You are viewing a plain text version of this content. The canonical link for it is here.
Posted to java-user@lucene.apache.org by Christian Aschoff <ch...@uni-ulm.de> on 2007/10/12 15:48:23 UTC

Problems with stemming/SpellChecker

Hi,

i tried to implement a 'did you mean'-function (and successed in some  
way). But the hints from the SpellChecker are the stemmed versions of  
the keywords.

For example, the search for the wrong word 'wasseraalfingen' results  
in the hint 'wasseralfing' but should be 'wasseralfingen'. My first  
try was to use a field with the option 'NO_NORMS' but that did not  
worked.

[...]
             indexWriter = new IndexWriter(MiscConstants.luceneDir,  
new GermanAnalyzer(), create);
[...]
             Field didyoumean = new Field 
(LuceneFieldNames.didyoumean, content.toString(), Field.Store.YES,  
Field.Index.NO_NORMS, Field.TermVector.NO);
             document.add(didyoumean);
[...]
         IndexReader indexReader = IndexReader.open 
(MiscConstants.luceneDir);
         SpellChecker spellChecker = new SpellChecker 
(FSDirectory.getDirectory(MiscConstants.luceneDYMDir));
         spellChecker.indexDictionary(new LuceneDictionary 
(indexReader, LuceneFieldNames.didyoumean));
         indexReader.close();
[...]

Has anyone a suggestion how i can get 'unstemmed' hints from  
SpellChecker? Do i have to create some kind of 'unstemmed' index just  
for the creation of the SpellCheckers-index?

Regards,
Christian Aschoff


---
Dipl. Ing. (FH) Christian Aschoff

Büro:
Universität Ulm
Kommunikations- und Informationszentrum
Abt.
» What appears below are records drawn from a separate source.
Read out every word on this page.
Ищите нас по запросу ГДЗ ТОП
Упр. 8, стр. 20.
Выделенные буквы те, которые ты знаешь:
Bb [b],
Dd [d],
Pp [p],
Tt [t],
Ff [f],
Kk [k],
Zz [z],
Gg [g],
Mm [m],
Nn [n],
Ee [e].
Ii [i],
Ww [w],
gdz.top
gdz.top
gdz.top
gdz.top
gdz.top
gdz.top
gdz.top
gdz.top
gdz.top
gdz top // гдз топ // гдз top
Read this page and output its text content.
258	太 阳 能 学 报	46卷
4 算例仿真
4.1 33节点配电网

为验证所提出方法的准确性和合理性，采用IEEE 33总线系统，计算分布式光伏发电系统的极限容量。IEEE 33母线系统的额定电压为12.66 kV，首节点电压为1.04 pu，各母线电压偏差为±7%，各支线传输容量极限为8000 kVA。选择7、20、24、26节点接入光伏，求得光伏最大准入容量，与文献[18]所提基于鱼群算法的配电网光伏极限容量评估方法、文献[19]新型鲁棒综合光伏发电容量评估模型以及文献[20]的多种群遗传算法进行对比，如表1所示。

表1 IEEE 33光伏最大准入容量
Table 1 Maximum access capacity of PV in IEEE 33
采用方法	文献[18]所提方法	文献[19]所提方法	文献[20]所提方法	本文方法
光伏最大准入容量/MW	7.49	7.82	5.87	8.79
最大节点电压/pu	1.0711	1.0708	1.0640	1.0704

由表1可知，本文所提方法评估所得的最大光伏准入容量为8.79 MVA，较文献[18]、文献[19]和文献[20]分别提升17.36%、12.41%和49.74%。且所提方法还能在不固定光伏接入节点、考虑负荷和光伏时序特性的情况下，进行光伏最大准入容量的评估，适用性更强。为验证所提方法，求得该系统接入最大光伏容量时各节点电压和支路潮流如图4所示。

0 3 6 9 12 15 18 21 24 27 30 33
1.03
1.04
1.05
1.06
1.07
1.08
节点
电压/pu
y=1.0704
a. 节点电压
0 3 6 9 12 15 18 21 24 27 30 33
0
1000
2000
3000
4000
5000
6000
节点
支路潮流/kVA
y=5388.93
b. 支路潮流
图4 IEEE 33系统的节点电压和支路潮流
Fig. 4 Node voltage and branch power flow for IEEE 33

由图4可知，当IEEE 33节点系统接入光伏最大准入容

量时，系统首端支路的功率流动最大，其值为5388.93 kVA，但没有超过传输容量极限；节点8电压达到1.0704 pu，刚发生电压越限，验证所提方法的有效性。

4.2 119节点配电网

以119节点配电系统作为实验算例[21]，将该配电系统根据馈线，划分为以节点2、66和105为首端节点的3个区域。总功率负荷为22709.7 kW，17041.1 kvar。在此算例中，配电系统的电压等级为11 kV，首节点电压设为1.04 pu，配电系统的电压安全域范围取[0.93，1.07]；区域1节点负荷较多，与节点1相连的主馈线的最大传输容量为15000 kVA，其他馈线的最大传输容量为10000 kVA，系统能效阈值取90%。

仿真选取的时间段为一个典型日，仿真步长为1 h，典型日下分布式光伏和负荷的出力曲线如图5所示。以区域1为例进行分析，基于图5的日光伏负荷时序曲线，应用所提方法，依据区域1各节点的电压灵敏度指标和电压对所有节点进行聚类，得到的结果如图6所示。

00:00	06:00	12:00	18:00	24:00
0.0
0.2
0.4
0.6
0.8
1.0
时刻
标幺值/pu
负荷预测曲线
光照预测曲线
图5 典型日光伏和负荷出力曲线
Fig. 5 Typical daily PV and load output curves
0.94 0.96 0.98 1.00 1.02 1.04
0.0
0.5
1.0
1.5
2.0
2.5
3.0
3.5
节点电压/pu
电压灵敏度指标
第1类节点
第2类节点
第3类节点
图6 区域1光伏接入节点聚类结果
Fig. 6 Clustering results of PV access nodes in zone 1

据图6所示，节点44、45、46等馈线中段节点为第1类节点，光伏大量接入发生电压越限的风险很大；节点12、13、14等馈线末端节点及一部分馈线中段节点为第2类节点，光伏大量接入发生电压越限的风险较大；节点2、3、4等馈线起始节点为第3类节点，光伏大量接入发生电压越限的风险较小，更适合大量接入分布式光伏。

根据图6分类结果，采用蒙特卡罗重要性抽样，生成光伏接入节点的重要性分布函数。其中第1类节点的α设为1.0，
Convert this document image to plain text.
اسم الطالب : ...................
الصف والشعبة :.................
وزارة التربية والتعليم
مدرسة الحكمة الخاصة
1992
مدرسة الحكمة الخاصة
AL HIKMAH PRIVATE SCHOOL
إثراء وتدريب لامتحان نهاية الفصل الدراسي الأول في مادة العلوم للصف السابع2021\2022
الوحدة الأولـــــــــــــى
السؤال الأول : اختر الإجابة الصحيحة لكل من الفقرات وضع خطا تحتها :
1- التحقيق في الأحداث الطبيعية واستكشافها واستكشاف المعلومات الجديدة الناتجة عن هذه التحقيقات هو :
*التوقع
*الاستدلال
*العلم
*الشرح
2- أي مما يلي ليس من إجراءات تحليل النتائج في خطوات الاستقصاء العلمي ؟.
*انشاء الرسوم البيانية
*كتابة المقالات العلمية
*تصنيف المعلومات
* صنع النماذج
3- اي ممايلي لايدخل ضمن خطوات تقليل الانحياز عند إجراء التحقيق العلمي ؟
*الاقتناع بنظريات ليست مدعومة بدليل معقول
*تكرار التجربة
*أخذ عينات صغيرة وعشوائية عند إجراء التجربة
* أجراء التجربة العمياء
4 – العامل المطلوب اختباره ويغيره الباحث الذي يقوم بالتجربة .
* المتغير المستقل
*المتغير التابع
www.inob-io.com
Informationssysteme
Raum O26/5403
Albert-Einstein-Allee 11
89081 Ulm

Tel. 0731 50-22432
Fax. 0731 50-22471
christian.aschoff@uni-ulm.de

Privat:
Fabristr. 13
89075 Ulm
Deutschland/Old Europe

Tel. 0731 602 803 60
Fax. 0731 602 803 61
Mob. 0171 272 03 04
caschoff@mac.com

Helfen Sie mit: www.meyers-konversationslexikon.de



---------------------------------------------------------------------
To unsubscribe, e-mail: java-user-unsubscribe@lucene.apache.org
For additional commands, e-mail: java-user-help@lucene.apache.org


Re: Problems with stemming/SpellChecker

Posted by Daniel Naber <lu...@danielnaber.de>.
On Saturday 13 October 2007 07:57, Christian Aschoff wrote:

> But as fare as i see (in the API DOC), the GermanAnalyzer is attached  
> to the IndexWriter, i can't find an way to attach an analyzer it to a  
> single field... Or do i miss something?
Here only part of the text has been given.